Im Jahre 1938 wurde die Firma „Julius M. Bier A.G.“ zwangsliquidiert. Zuvor hatten Gottlieb, Amalie und Ruth die Wohnung in der Fasanenstraße 32 verlassen müssen. Die Wohnung war zuvor als „Judenwohnung“ deklariert und mit sieben jüdischen Untermietern belegt worden. Die Biers fanden in der Kaiserallee 206 (heute Bundesallee) noch eine adäquate 8-Zimmer-Wohnung. Im Berliner Adressbuch ist Gottlieb Bier dort noch bis 1939 mit der Berufsbezeichnung „Makler“ eingetragen. Bereits 1940 steht sein Name mit dem Zusatz „Privatmann“ in der Admiral-von-Schröder-Straße 42 in Tiergarten (heute Köbisstraße). Dieses war jedoch noch nicht die letzte Bleibe. Es folgte der zwangsweise Umzug in eine 1-Zimmer-Wohnung in der Agricolastraße 21. Diese befindet sich in unmittelbarer Nähe der Levetzowstraße, wo in der zweckentfremdeten Synagoge die Juden vor ihrer Deportation zusammengepfercht wurden.
Gottlieb und Amalie hatten ihr gesamtes Hab und Gut aus den großen Wohnungen in der Fasanenstraße und der Kaiserallee, darunter einen Steinway Flügel, Waschmaschine, Staubsauger, wertvolle Gemälde, Perserteppiche, Schmuck usw. zur Einlagerung bei der Kreuzberger Speditionsfirma Fritz Roth und & Co. abgegeben.

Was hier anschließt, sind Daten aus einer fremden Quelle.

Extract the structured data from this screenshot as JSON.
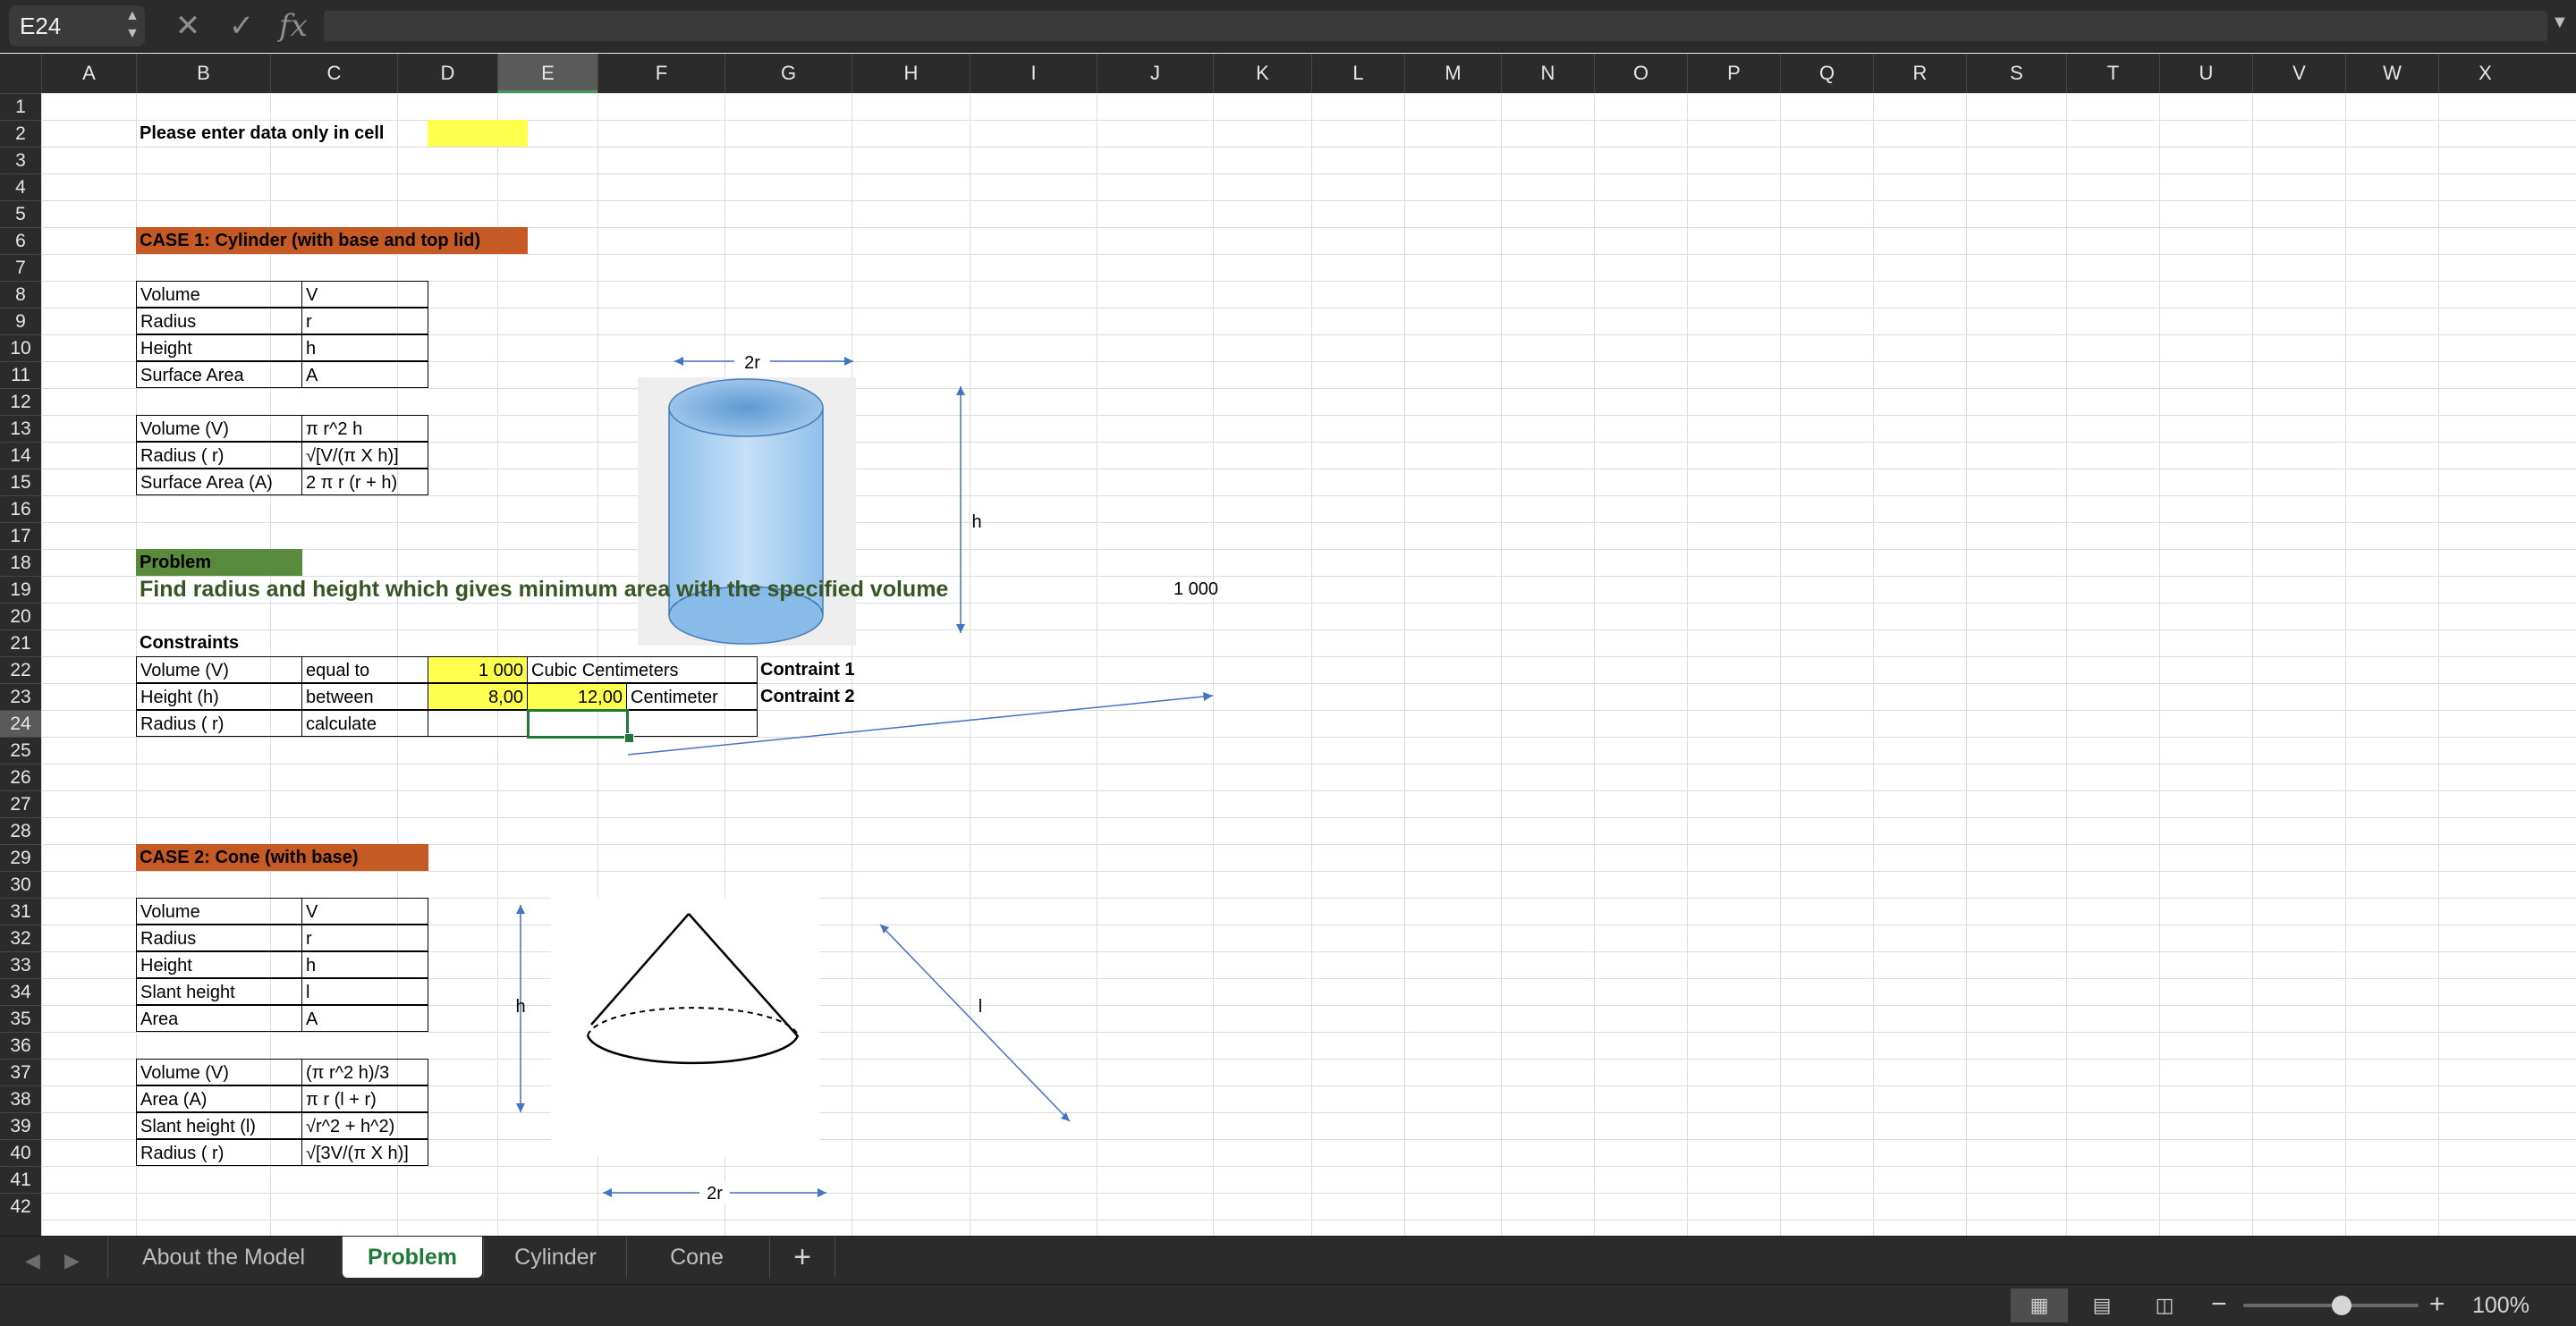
{
  "formula_bar": {
    "name_box": "E24",
    "fx": "fx",
    "formula": ""
  },
  "columns": [
    "A",
    "B",
    "C",
    "D",
    "E",
    "F",
    "G",
    "H",
    "I",
    "J",
    "K",
    "L",
    "M",
    "N",
    "O",
    "P",
    "Q",
    "R",
    "S",
    "T",
    "U",
    "V",
    "W",
    "X"
  ],
  "selected_column": "E",
  "rows": [
    "1",
    "2",
    "3",
    "4",
    "5",
    "6",
    "7",
    "8",
    "9",
    "10",
    "11",
    "12",
    "13",
    "14",
    "15",
    "16",
    "17",
    "18",
    "19",
    "20",
    "21",
    "22",
    "23",
    "24",
    "25",
    "26",
    "27",
    "28",
    "29",
    "30",
    "31",
    "32",
    "33",
    "34",
    "35",
    "36",
    "37",
    "38",
    "39",
    "40",
    "41",
    "42"
  ],
  "selected_row": "24",
  "sheet": {
    "instruction": "Please enter data only in cell",
    "case1": {
      "title": "CASE 1: Cylinder (with base and top lid)",
      "defs": [
        {
          "label": "Volume",
          "symbol": "V"
        },
        {
          "label": "Radius",
          "symbol": "r"
        },
        {
          "label": "Height",
          "symbol": "h"
        },
        {
          "label": "Surface Area",
          "symbol": "A"
        }
      ],
      "formulas": [
        {
          "label": "Volume (V)",
          "formula": "π r^2  h"
        },
        {
          "label": "Radius ( r)",
          "formula": "√[V/(π X h)]"
        },
        {
          "label": "Surface Area (A)",
          "formula": "2 π r (r + h)"
        }
      ],
      "diagram": {
        "top_label": "2r",
        "side_label": "h"
      }
    },
    "problem": {
      "label": "Problem",
      "title": "Find radius and height which gives minimum area with the specified volume",
      "arrow_value": "1 000"
    },
    "constraints": {
      "header": "Constraints",
      "rows": [
        {
          "label": "Volume (V)",
          "type": "equal to",
          "v1": "1 000",
          "v2": "",
          "unit": "Cubic Centimeters",
          "note": "Contraint 1"
        },
        {
          "label": "Height (h)",
          "type": "between",
          "v1": "8,00",
          "v2": "12,00",
          "unit": "Centimeter",
          "note": "Contraint 2"
        },
        {
          "label": "Radius ( r)",
          "type": "calculate",
          "v1": "",
          "v2": "",
          "unit": "",
          "note": ""
        }
      ]
    },
    "case2": {
      "title": "CASE 2: Cone (with base)",
      "defs": [
        {
          "label": "Volume",
          "symbol": "V"
        },
        {
          "label": "Radius",
          "symbol": "r"
        },
        {
          "label": "Height",
          "symbol": "h"
        },
        {
          "label": "Slant height",
          "symbol": "l"
        },
        {
          "label": "Area",
          "symbol": "A"
        }
      ],
      "formulas": [
        {
          "label": "Volume (V)",
          "formula": "(π r^2  h)/3"
        },
        {
          "label": "Area (A)",
          "formula": "π r (l + r)"
        },
        {
          "label": "Slant height (l)",
          "formula": "√r^2 + h^2)"
        },
        {
          "label": "Radius ( r)",
          "formula": "√[3V/(π X h)]"
        }
      ],
      "diagram": {
        "h_label": "h",
        "l_label": "l",
        "bottom_label": "2r"
      }
    }
  },
  "tabs": {
    "items": [
      "About the Model",
      "Problem",
      "Cylinder",
      "Cone"
    ],
    "active": "Problem",
    "add": "+"
  },
  "status": {
    "zoom": "100%",
    "zoom_fraction": 0.5
  },
  "colors": {
    "accent": "#1f7a3a",
    "case_header": "#c65a25",
    "problem_header": "#5a8a3c",
    "input_yellow": "#ffff4d",
    "title_green": "#375623"
  }
}
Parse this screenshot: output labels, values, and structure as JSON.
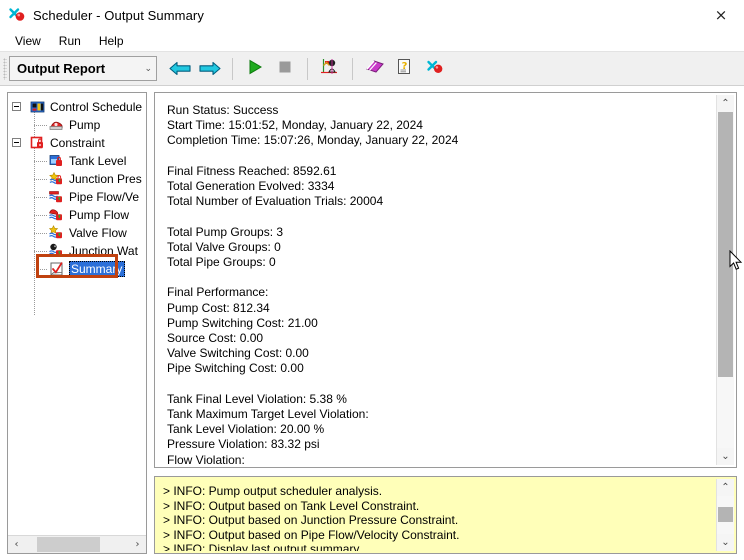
{
  "window": {
    "title": "Scheduler - Output Summary",
    "app_icon": "scheduler-icon",
    "close_label": "×"
  },
  "menubar": {
    "items": [
      {
        "label": "View"
      },
      {
        "label": "Run"
      },
      {
        "label": "Help"
      }
    ]
  },
  "toolbar": {
    "report_select": {
      "value": "Output Report",
      "arrow": "⌄"
    },
    "buttons": [
      {
        "name": "back-arrow-button",
        "icon": "arrow-left-icon",
        "title": "Back"
      },
      {
        "name": "forward-arrow-button",
        "icon": "arrow-right-icon",
        "title": "Forward"
      },
      {
        "name": "run-button",
        "icon": "play-icon",
        "title": "Run"
      },
      {
        "name": "stop-button",
        "icon": "stop-icon",
        "title": "Stop"
      },
      {
        "name": "analysis-button",
        "icon": "analysis-icon",
        "title": "Analysis"
      },
      {
        "name": "manual-button",
        "icon": "book-icon",
        "title": "Manual"
      },
      {
        "name": "help-button",
        "icon": "help-page-icon",
        "title": "Help"
      },
      {
        "name": "about-button",
        "icon": "scheduler-icon",
        "title": "About"
      }
    ]
  },
  "tree": {
    "nodes": [
      {
        "label": "Control Schedule",
        "icon": "control-schedule-icon",
        "depth": 0,
        "expander": true,
        "selected": false
      },
      {
        "label": "Pump",
        "icon": "pump-icon",
        "depth": 1,
        "expander": false,
        "selected": false
      },
      {
        "label": "Constraint",
        "icon": "constraint-lock-icon",
        "depth": 0,
        "expander": true,
        "selected": false
      },
      {
        "label": "Tank Level",
        "icon": "tank-level-icon",
        "depth": 1,
        "expander": false,
        "selected": false
      },
      {
        "label": "Junction Pres",
        "icon": "junction-pressure-icon",
        "depth": 1,
        "expander": false,
        "selected": false
      },
      {
        "label": "Pipe Flow/Ve",
        "icon": "pipe-flow-velocity-icon",
        "depth": 1,
        "expander": false,
        "selected": false
      },
      {
        "label": "Pump Flow",
        "icon": "pump-flow-icon",
        "depth": 1,
        "expander": false,
        "selected": false
      },
      {
        "label": "Valve Flow",
        "icon": "valve-flow-icon",
        "depth": 1,
        "expander": false,
        "selected": false
      },
      {
        "label": "Junction Wat",
        "icon": "junction-water-age-icon",
        "depth": 1,
        "expander": false,
        "selected": false
      },
      {
        "label": "Summary",
        "icon": "summary-check-icon",
        "depth": 1,
        "expander": false,
        "selected": true
      }
    ],
    "hscroll": {
      "left_arrow": "‹",
      "right_arrow": "›"
    }
  },
  "report": {
    "text": "Run Status: Success\nStart Time: 15:01:52, Monday, January 22, 2024\nCompletion Time: 15:07:26, Monday, January 22, 2024\n\nFinal Fitness Reached: 8592.61\nTotal Generation Evolved: 3334\nTotal Number of Evaluation Trials: 20004\n\nTotal Pump Groups: 3\nTotal Valve Groups: 0\nTotal Pipe Groups: 0\n\nFinal Performance:\nPump Cost: 812.34\nPump Switching Cost: 21.00\nSource Cost: 0.00\nValve Switching Cost: 0.00\nPipe Switching Cost: 0.00\n\nTank Final Level Violation: 5.38 %\nTank Maximum Target Level Violation:\nTank Level Violation: 20.00 %\nPressure Violation: 83.32 psi\nFlow Violation:\nVelocity Violation:\nWater Age Violation:",
    "scroll": {
      "up_arrow": "⌃",
      "down_arrow": "⌄"
    }
  },
  "info": {
    "text": "> INFO: Pump output scheduler analysis.\n> INFO: Output based on Tank Level Constraint.\n> INFO: Output based on Junction Pressure Constraint.\n> INFO: Output based on Pipe Flow/Velocity Constraint.\n> INFO: Display last output summary",
    "scroll": {
      "up_arrow": "⌃",
      "down_arrow": "⌄"
    }
  },
  "colors": {
    "selection_blue": "#2b6fd8",
    "highlight_box": "#c0410f",
    "info_background": "#ffffb9",
    "toolbar_background": "#f0f0f0"
  }
}
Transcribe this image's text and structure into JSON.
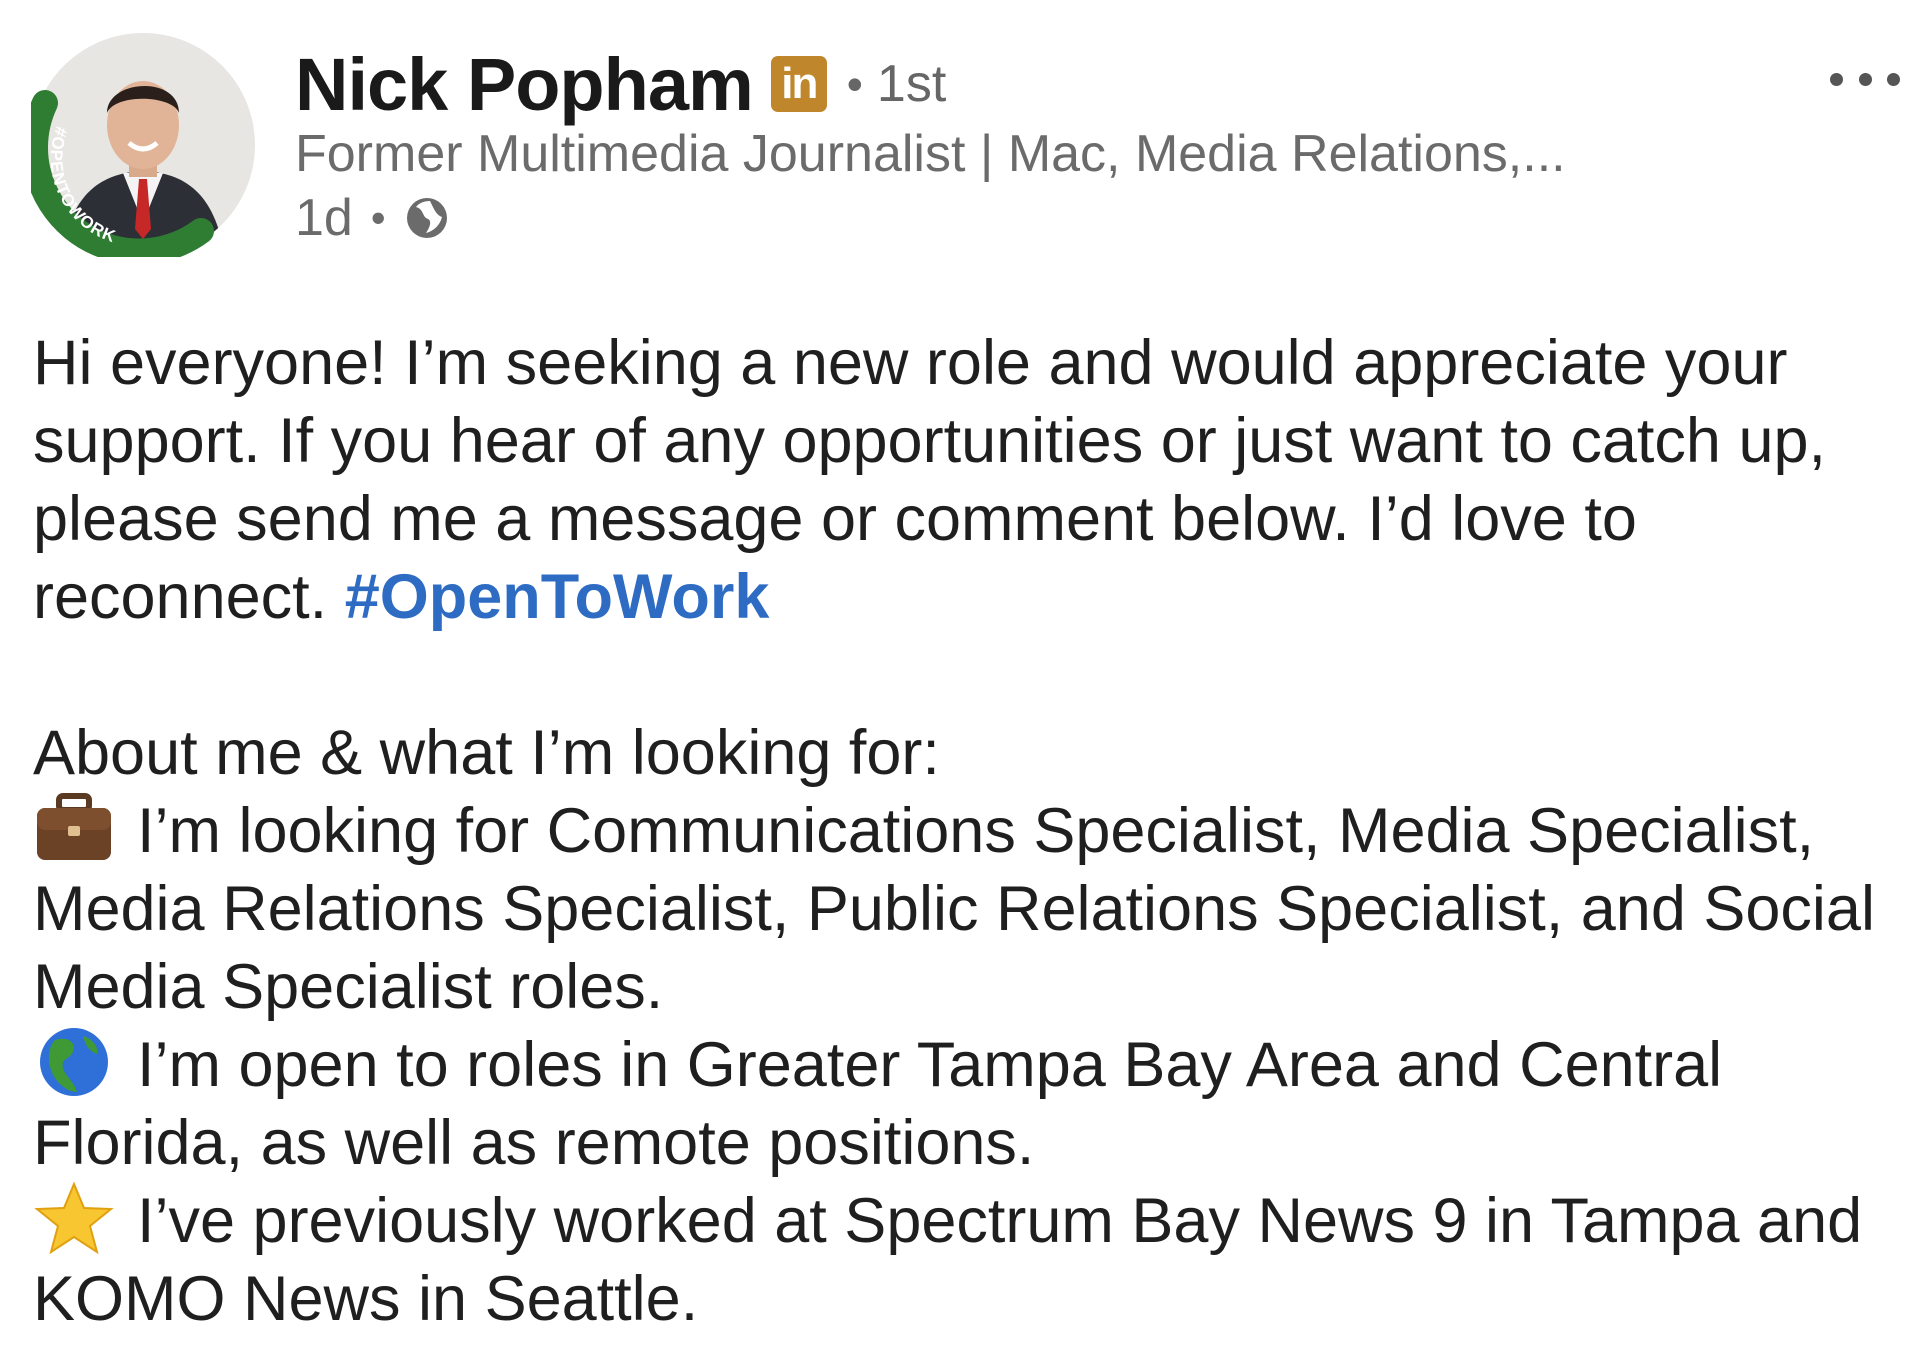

Vor der Zwangseinquartierung in die winzige Wohnung in der Agricolastraße wollten sie auch ihre letzten wertvollen Besitztümer in Sicherheit bringen, dazu gehörte neben dem Umzugsgut auch die Aussteuer der Tochter Ruth, die in Palästina auf den Lift aus Deutschland wartete. Nach dem Krieg war alles verschwunden, die Speditionsfirma aufgelöst und der Inhaber in Österreich verstorben. Die Kinder und Enkel haben nie wieder etwas aus dem Nachlass der Großeltern zu sehen bekommen. Wer sich an Gottlieb Biers Auto, einem Lincoln, bereichert hat, bleibt ebenfalls im Dunkeln.
Es ist nicht bekannt, wie lange Gottlieb und Amalie Bier in der winzigen Wohnung ausharren mussten, bis sie am 24. September morgens um 5 Uhr in einen Sonderwagen der Straßenbahn verladen wurden, der sie zum Anhalter Bahnhof brachte. Von dort aus wurden sie mit einem der sogenannten kleinen Transporte, die jeweils 100 Menschen umfassten, nach Theresienstadt deportiert.
Im Ghetto angekommen, erwarteten sie drangvolle Enge und katastrophale hygienische Verhältnisse. Gottlieb starb am 16. Oktober, also etwa drei Wochen nach seiner Ankunft. Die offizielle Todesursache hieß Sepsis und Enteritis Acuta, eine häufig gebrauchte Umschreibung der wahren Ursachen wie Hunger, Seuchen und andere nicht behandelte Krankheiten.
Amalie musste noch zwei Jahre ohne ihren Mann in dem Ghetto leiden. Am 19. Oktober 1944 deportierte man sie in das Vernichtungslager Auschwitz, wo sie vermutlich als nicht arbeitsfähig erklärt und sofort ermordet wurde.